The term bad faith can be applied on either side of the insurance claims process. First, a policy holder can make a bad faith claim -- claiming damages that aren't really there or weren't caused by the events as stated in a claim. Second, an insurance company can practice bad faith by not providing payment appropriately and in a timely manner on a good claim or by treating policy holders with business neglect.

Allegations of insurer bad faith can be extremely bad for business. Not only is it negative for the brand, it can also lead to expensive legal woes. In some cases, courts have been known to allow juries to award excess damages -- above policy limits -- to plaintiffs who sue after insurance companies fail to settle in what is deemed a "good faith" effort in a case.
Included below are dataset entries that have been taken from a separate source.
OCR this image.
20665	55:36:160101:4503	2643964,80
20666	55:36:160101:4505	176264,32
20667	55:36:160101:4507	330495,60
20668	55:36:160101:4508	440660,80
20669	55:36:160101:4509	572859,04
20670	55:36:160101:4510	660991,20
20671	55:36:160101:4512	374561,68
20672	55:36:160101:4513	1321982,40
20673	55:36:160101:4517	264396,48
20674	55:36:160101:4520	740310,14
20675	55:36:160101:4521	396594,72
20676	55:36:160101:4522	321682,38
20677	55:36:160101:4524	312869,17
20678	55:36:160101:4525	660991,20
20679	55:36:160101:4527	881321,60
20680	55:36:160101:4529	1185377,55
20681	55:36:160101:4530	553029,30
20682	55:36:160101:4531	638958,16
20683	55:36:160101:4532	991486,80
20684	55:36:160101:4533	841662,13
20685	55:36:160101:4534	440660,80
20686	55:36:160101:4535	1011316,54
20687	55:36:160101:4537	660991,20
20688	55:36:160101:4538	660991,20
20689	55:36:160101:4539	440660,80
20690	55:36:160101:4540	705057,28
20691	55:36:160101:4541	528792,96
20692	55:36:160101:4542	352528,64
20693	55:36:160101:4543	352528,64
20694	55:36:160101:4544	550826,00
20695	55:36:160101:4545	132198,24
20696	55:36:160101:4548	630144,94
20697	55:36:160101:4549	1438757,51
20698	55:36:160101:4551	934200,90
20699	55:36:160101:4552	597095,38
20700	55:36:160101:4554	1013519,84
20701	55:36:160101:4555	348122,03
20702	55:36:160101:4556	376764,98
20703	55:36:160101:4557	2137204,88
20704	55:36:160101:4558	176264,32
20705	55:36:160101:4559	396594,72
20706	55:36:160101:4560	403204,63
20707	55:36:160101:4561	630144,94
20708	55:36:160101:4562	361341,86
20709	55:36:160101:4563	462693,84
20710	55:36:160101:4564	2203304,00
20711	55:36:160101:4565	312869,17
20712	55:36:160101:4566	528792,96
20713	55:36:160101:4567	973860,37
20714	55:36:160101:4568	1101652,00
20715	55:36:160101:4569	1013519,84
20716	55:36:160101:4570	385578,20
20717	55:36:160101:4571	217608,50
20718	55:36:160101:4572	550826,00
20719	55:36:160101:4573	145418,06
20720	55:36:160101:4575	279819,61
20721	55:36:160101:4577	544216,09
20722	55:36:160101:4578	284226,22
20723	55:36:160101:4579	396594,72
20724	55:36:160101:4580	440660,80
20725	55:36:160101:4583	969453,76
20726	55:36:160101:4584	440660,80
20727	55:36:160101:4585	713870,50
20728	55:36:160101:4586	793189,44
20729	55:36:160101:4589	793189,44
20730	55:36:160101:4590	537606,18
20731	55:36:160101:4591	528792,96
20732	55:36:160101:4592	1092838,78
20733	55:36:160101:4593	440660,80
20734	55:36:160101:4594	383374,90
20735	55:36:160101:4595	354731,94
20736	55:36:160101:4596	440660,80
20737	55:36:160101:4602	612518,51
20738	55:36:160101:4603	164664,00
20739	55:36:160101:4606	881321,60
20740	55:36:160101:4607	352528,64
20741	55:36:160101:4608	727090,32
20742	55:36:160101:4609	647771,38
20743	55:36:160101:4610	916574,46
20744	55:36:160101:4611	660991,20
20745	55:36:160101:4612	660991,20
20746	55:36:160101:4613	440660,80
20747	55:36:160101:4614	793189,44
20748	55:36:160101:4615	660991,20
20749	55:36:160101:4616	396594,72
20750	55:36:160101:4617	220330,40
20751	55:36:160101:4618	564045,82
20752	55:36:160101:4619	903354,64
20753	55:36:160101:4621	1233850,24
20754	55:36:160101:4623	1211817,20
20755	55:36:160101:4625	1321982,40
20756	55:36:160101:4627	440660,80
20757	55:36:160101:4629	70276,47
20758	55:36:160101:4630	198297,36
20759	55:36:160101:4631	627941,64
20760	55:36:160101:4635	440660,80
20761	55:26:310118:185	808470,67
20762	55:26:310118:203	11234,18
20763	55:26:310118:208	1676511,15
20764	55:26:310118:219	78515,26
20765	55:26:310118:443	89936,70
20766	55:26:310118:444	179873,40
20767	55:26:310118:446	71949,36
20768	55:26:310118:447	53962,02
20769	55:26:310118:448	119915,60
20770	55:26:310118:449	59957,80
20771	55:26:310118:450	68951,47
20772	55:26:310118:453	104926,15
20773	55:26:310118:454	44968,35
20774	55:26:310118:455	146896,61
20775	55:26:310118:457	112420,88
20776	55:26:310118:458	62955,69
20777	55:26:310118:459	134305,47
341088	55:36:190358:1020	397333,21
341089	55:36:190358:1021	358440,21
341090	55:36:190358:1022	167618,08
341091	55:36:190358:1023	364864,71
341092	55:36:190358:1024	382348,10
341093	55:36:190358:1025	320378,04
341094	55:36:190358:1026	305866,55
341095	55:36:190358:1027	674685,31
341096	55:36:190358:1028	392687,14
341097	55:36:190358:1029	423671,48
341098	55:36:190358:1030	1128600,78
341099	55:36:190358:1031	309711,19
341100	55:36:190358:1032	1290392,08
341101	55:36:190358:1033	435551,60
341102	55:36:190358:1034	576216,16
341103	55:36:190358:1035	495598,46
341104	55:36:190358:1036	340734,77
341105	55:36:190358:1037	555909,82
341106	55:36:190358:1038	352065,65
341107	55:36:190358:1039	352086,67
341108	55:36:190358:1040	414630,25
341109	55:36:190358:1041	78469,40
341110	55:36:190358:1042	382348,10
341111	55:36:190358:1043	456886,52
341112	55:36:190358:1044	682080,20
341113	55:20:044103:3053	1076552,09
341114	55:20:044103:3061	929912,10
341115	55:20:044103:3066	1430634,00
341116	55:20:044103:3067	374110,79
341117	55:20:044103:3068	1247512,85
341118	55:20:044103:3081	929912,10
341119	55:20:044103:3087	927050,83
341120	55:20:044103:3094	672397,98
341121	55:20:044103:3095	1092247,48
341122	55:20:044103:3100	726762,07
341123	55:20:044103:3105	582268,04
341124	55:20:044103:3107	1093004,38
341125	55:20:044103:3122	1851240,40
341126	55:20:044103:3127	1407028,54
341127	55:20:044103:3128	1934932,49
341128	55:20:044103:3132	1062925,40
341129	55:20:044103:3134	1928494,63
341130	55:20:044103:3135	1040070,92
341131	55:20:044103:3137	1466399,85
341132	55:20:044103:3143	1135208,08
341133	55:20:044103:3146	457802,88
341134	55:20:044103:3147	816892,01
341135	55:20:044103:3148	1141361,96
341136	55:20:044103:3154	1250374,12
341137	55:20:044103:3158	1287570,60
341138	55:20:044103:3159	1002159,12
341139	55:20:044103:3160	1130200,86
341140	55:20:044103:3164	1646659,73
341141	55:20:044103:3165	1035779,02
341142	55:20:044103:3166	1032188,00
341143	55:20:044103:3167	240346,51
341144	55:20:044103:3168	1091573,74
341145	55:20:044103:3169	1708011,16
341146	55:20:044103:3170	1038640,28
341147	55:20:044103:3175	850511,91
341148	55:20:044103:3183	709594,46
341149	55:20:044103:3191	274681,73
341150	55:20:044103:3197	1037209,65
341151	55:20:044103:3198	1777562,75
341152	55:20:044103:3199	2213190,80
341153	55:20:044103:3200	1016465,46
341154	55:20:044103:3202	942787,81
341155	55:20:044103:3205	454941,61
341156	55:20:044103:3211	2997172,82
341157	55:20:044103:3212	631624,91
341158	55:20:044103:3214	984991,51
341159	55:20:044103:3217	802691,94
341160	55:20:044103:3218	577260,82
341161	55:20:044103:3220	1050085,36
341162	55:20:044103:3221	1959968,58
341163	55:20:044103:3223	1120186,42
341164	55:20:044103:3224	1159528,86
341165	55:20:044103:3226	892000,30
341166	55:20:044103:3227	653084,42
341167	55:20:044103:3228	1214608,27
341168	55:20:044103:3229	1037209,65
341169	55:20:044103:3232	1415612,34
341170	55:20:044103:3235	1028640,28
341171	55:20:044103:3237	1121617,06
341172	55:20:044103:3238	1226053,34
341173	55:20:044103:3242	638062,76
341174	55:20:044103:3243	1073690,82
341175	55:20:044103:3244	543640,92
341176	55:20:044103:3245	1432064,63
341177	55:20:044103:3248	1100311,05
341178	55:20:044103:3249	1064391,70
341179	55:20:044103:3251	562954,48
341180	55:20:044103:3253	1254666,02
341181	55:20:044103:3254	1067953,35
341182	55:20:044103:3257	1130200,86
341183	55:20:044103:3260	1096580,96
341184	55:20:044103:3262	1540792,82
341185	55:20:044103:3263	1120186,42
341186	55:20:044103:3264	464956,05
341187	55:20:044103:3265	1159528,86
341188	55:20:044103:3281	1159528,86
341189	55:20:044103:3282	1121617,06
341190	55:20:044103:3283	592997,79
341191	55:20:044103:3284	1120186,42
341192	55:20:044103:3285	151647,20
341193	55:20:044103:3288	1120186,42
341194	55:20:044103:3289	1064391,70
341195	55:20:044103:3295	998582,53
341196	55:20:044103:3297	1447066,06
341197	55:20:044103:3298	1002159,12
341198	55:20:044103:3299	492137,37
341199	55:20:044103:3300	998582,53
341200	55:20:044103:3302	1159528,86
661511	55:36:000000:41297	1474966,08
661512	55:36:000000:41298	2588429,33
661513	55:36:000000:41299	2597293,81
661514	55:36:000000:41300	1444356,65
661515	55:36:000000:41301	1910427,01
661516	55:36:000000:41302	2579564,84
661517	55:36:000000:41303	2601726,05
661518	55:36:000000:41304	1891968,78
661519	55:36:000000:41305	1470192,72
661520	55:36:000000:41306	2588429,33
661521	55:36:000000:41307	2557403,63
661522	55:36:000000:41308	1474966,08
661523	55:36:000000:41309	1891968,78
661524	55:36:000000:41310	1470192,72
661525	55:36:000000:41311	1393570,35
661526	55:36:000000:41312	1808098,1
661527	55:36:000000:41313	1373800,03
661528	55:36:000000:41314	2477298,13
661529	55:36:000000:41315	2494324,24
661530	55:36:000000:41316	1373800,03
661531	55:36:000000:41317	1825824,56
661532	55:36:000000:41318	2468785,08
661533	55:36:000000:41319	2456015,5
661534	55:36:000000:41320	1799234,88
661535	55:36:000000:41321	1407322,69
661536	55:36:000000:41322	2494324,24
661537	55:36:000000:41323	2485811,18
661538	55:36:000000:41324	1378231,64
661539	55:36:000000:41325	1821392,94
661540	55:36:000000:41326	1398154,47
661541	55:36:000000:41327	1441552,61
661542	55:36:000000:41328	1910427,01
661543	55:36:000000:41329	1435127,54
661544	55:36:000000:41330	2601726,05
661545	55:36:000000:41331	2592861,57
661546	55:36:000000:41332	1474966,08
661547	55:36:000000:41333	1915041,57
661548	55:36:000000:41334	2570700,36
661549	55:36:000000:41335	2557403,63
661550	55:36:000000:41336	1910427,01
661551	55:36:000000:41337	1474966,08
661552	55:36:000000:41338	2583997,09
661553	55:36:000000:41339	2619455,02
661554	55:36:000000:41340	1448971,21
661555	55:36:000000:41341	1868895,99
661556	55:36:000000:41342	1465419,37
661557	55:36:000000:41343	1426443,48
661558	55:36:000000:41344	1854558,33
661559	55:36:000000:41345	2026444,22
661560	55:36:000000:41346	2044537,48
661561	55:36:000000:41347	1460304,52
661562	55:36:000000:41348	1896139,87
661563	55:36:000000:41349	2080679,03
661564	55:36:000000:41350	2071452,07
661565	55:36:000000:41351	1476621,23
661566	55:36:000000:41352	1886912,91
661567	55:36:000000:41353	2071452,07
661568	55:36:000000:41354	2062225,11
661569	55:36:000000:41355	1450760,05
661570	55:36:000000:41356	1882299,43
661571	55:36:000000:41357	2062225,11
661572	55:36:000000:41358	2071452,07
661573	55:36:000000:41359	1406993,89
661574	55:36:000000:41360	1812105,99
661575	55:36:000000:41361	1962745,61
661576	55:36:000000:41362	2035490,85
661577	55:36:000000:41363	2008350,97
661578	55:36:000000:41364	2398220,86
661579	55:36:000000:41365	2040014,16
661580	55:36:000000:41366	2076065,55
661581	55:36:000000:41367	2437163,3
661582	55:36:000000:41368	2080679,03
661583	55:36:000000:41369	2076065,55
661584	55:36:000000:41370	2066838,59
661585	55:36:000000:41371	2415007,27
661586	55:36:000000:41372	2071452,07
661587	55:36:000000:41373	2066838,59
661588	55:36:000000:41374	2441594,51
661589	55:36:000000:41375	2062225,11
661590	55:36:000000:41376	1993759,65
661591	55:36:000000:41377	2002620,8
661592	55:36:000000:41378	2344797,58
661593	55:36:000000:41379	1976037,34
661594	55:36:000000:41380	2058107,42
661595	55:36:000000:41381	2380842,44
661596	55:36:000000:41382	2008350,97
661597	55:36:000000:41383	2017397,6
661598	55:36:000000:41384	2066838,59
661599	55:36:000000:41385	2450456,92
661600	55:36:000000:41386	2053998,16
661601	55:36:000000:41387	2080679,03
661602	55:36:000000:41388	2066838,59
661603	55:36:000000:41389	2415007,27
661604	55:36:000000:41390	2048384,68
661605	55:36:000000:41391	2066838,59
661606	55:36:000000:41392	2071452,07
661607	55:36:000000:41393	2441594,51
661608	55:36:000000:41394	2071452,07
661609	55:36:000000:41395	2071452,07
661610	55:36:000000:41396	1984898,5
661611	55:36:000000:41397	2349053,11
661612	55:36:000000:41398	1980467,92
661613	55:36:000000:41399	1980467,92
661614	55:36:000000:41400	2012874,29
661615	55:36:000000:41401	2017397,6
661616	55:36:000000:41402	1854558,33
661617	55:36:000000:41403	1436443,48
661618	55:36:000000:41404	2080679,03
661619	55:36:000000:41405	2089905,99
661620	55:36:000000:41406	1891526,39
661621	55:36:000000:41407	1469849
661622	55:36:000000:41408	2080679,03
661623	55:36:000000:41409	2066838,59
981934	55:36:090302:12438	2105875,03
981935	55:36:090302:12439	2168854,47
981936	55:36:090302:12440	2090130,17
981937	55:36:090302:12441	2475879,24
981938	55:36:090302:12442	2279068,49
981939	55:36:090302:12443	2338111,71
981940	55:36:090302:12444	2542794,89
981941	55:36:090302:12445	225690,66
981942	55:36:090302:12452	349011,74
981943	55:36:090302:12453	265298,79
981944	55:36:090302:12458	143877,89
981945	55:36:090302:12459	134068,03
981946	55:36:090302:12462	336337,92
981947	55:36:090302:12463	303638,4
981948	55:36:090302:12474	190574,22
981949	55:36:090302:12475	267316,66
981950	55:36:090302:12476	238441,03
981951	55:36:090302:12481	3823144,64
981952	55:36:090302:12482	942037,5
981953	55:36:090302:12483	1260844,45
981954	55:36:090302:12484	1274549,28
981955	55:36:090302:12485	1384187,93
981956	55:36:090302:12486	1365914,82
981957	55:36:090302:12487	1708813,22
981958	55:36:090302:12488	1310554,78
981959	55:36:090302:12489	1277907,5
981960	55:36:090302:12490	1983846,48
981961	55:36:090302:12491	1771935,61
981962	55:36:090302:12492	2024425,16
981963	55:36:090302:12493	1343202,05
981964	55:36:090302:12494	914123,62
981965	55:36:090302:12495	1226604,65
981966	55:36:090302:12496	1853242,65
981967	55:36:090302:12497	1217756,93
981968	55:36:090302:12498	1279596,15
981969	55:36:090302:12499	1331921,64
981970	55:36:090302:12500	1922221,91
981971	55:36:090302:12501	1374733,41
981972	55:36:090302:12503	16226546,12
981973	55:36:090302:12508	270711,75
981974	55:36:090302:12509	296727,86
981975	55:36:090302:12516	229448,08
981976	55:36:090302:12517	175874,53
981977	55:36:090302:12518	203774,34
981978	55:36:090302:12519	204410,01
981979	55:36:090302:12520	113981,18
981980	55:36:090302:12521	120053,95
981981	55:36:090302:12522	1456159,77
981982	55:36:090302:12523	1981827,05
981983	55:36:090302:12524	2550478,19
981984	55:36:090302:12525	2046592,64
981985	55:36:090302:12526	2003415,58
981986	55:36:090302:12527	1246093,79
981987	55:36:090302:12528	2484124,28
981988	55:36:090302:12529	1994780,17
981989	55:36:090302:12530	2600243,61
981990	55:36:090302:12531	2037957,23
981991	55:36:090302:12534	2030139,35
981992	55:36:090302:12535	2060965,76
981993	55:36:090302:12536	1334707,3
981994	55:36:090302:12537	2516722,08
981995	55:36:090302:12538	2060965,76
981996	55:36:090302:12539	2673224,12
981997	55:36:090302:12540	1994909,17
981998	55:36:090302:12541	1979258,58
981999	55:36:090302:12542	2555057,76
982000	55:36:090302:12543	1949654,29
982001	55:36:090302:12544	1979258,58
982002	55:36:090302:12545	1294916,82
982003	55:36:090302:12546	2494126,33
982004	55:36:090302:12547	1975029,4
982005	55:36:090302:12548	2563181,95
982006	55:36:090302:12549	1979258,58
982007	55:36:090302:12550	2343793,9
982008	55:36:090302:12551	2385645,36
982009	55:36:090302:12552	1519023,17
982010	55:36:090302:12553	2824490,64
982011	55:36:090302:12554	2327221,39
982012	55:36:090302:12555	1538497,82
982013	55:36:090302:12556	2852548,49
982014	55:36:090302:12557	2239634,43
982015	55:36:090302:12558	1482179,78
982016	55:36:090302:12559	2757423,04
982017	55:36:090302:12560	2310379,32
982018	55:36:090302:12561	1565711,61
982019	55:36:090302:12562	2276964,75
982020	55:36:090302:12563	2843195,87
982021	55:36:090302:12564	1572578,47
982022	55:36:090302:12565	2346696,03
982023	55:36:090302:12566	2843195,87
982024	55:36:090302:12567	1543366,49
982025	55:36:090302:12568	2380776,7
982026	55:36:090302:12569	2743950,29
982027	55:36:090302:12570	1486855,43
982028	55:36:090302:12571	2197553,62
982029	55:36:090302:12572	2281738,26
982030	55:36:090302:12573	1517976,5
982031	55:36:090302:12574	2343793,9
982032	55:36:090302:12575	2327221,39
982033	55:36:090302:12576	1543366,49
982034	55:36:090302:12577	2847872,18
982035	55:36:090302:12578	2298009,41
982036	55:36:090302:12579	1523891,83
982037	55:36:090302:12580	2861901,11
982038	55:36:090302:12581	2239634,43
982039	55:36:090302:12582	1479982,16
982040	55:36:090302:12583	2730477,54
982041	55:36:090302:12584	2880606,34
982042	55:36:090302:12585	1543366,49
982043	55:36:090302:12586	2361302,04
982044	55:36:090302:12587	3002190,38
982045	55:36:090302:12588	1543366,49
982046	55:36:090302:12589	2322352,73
In these situations, the accusation of bad faith can end up costing millions of dollars, where as a settlement would have cost hundreds of thousands or less.

One distressing note for insurance companies is that a successful bad faith claim on the part of the policy holder doesn't necessarily need to prove that the insurer engaged in purposeful wrongdoing or unjustifiable conduct. Depending on the laws of the state, the plaintiff might be able to win a bad faith case simply by showing unintentional negligence -- which could occur if they are able to show a reasonable set of facts did exist that should have caused the claim to be paid.

This creates a fine line for insurers. Some claims are not fully legitimate under a policy, but insurers must take care when denying claims that they don't inadvertently create a bad faith possibility. Working with an experienced lawyer to review such cases can help you avoid issues, and if you are faced with a bad faith accusation, an attorney can be critical to minimizing exposure for your bottom line and brand.